The book in part tells the story of Bartholomew’s Danish great-great-grandmother who survived the Black Hawk War and polygamy in Sanpete County, Utah.

“Right up front, I don’t know how many local residents will be interested in Utah history. Lewis County is less than 2% (Mormon), Washington 4%,” Bartholomew said. “Also, this is not your mother’s Mormon romance novel. Maren and her sweetheart have already converted to the faith, so that plotline is out. Although her two closest neighbors are plural wives, Maren isn’t lured or forced into polygamy. What we see is one pioneer woman leaving Denmark in search of land and peace — and whether or not she can thrive in one of the Great Basin’s most rugged, beautiful valleys.”

According to Bartholomew, Maren is a composite character of a number of different Danish immigrant women who came to Utah in the 1850s and 1860s.

“I’ve always wondered what attracted them to the (Latter-day Saints) faith and why in heaven’s name some chose to enter polygamy,” Bartholomew said.

Bartholomew brings her unique insights to her storytelling. A descendent of four Sanpete County pioneer families, from 1974 to 1984 she was a researcher for LDS Church Historian Leonard Arrington.

Arrington selected Bartholomew to write his family history and to assist his wife Grace in writing her autobiography.



Bartholomew’s past books have examined conversion to Mormonism. In her 1995 book “Audacious Women,” Bartholomew explored the fates of 35 British converts to Mormonism, including her English and Welsh ancestors.
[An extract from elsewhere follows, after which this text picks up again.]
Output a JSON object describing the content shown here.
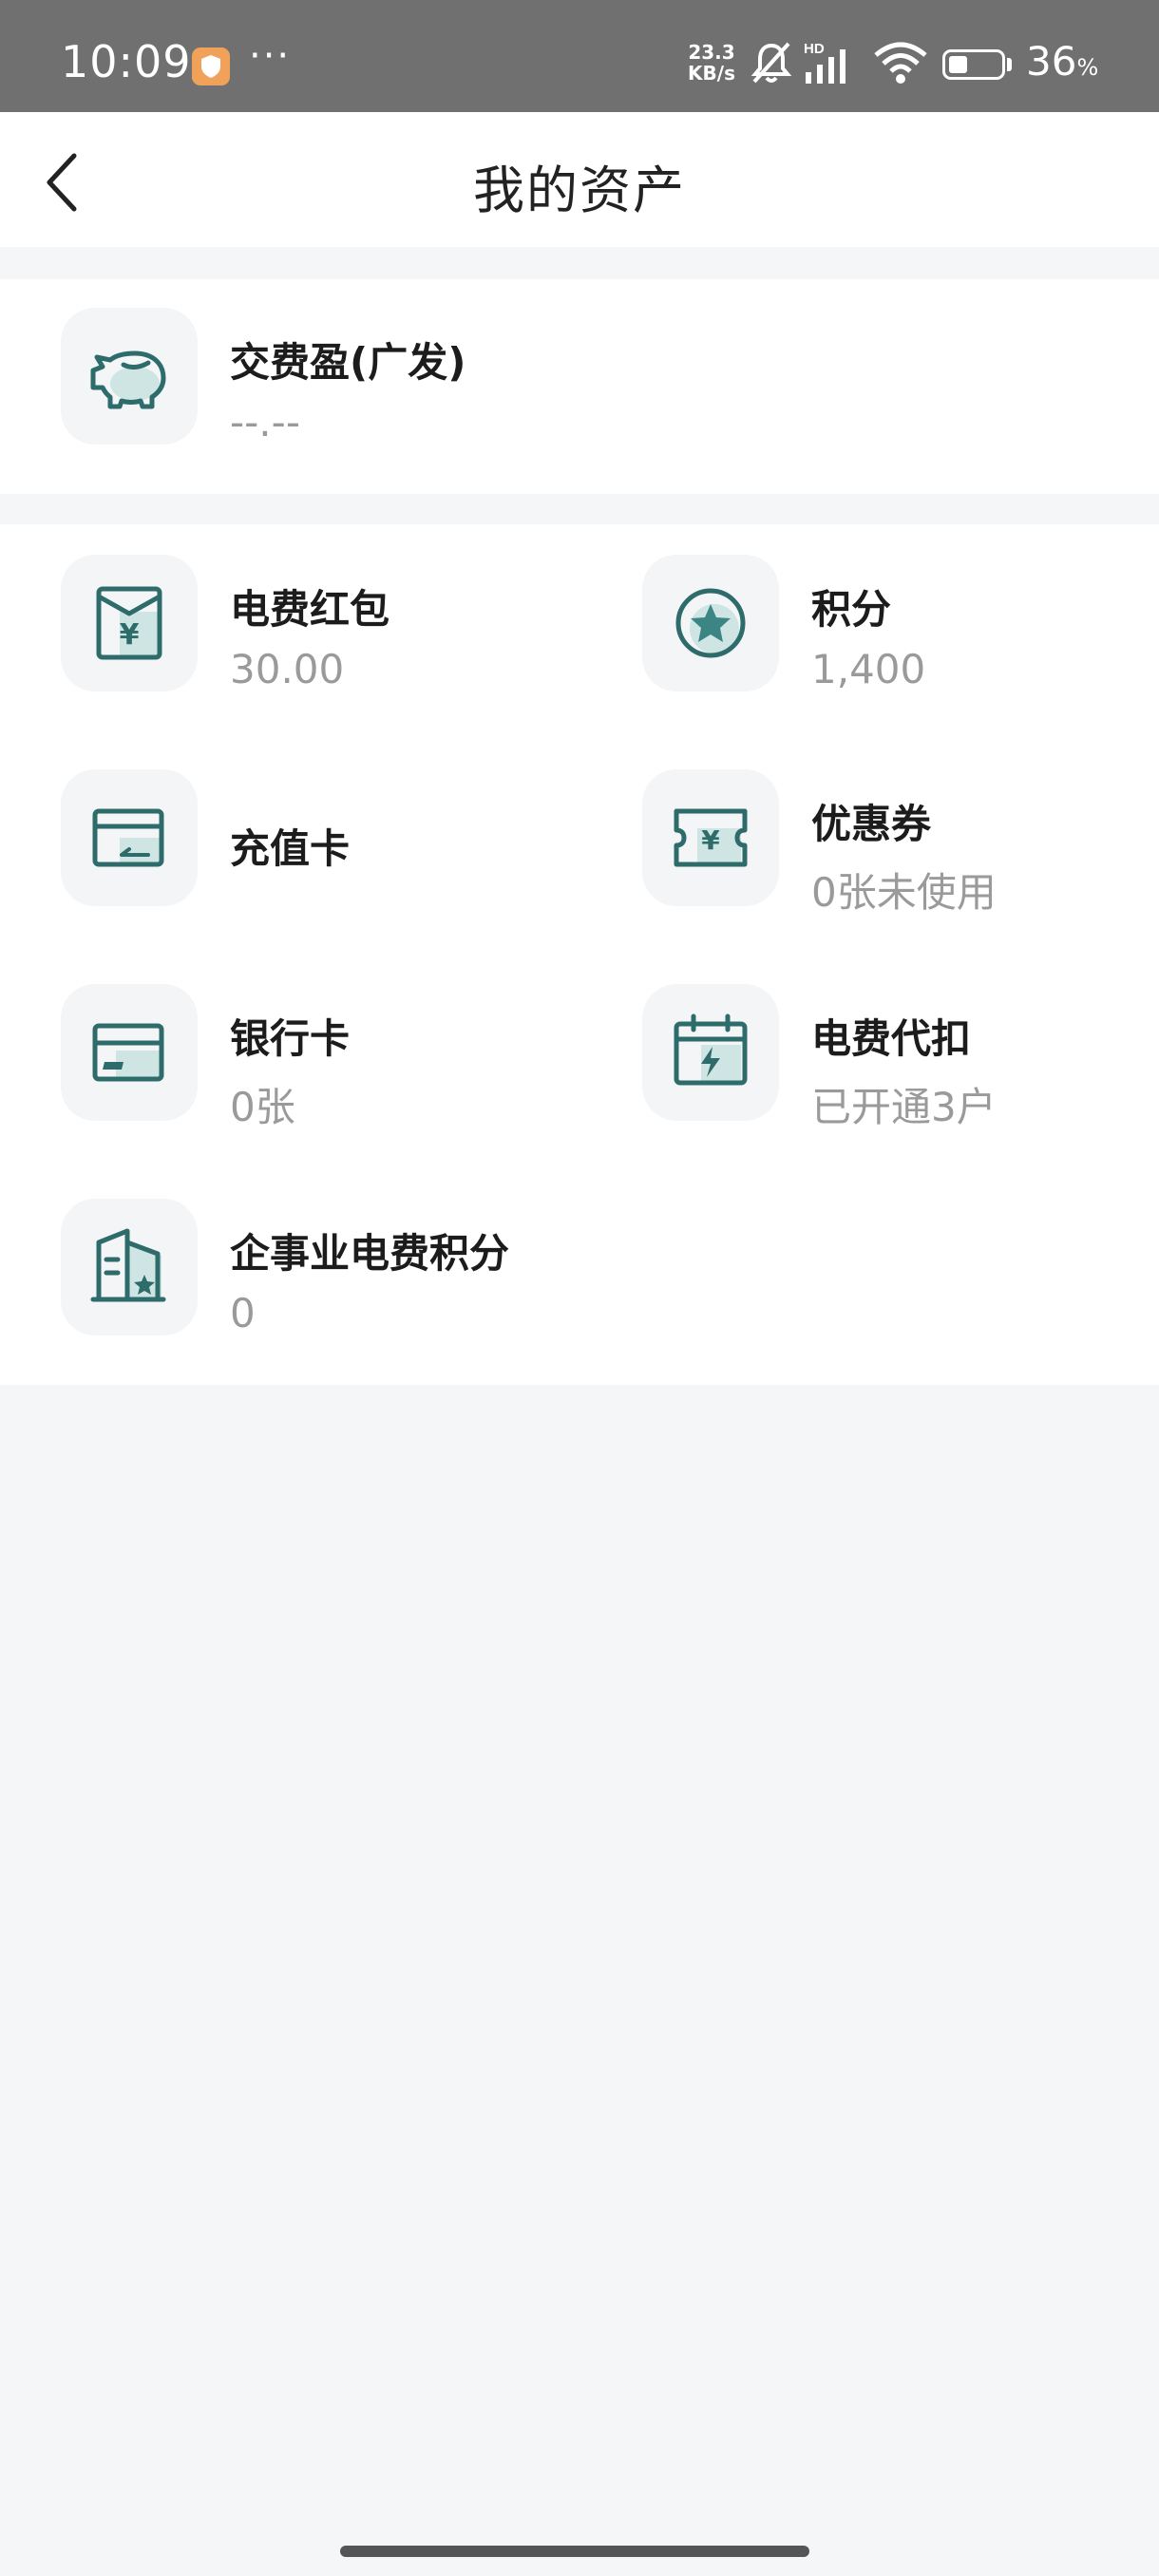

“Eliza Worthington was a factory seamstress in Macclesfield. Her husband, who was also her boss, insisted she choose between him and Mormonism. She emigrated in 1858. She and her 8-year-old daughter walked across the Plains to Ogden, Utah where, remarried to a widower, she had three more children,” Bartholomew said of one of her ancestors. “However, she told her daughter and granddaughter she regretted leaving her first husband and wanted to be sealed (married in the LDS temple) to him. My grandmother tried for years and eventually succeeded in having this done. So of course I had to research Eliza’s story.”

Bartholomew said she’s proud of her work in “A House for Maren.”

“I wove into it many incidents culled during thousands of hours of poring through letters and diaries reposited in Utah’s public and private archives,” Bartholomew said. “It probably gives a better picture of pioneer life than a factual history. If I’d just written a biography of one grandmother, I couldn’t have captured the panorama of those women’s experiences. … (For instance,) if you read white Utah history, you don’t quite grasp that the dominant theme of the first 30 years is relations with the Ute Indians. Maren’s life is tied to her local Sahpeech tribe as fully as to her settler neighbors. You just don’t get that in conventional history. I only discovered it through extrapolating or fictionalizing what her daily, weekly, seasonal concerns had to have been.”

Bartholomew said she owes a debt to the Lewis County Writers Guild for sharpening her fiction writing skills. She particularly credits Doyle McKim, Kyle Pratt, Marcia Jacyna, Dawn Taylor, Amy Flugel and Holly St. Clair for “keeping me on the straight and narrow.”

She said she decided to self-publish her novel in hopes of having personal contact with readers.

“A House for Maren” is 563 pages and is available in paperback for $16.95 on Amazon. The book will be released as an ebook in December.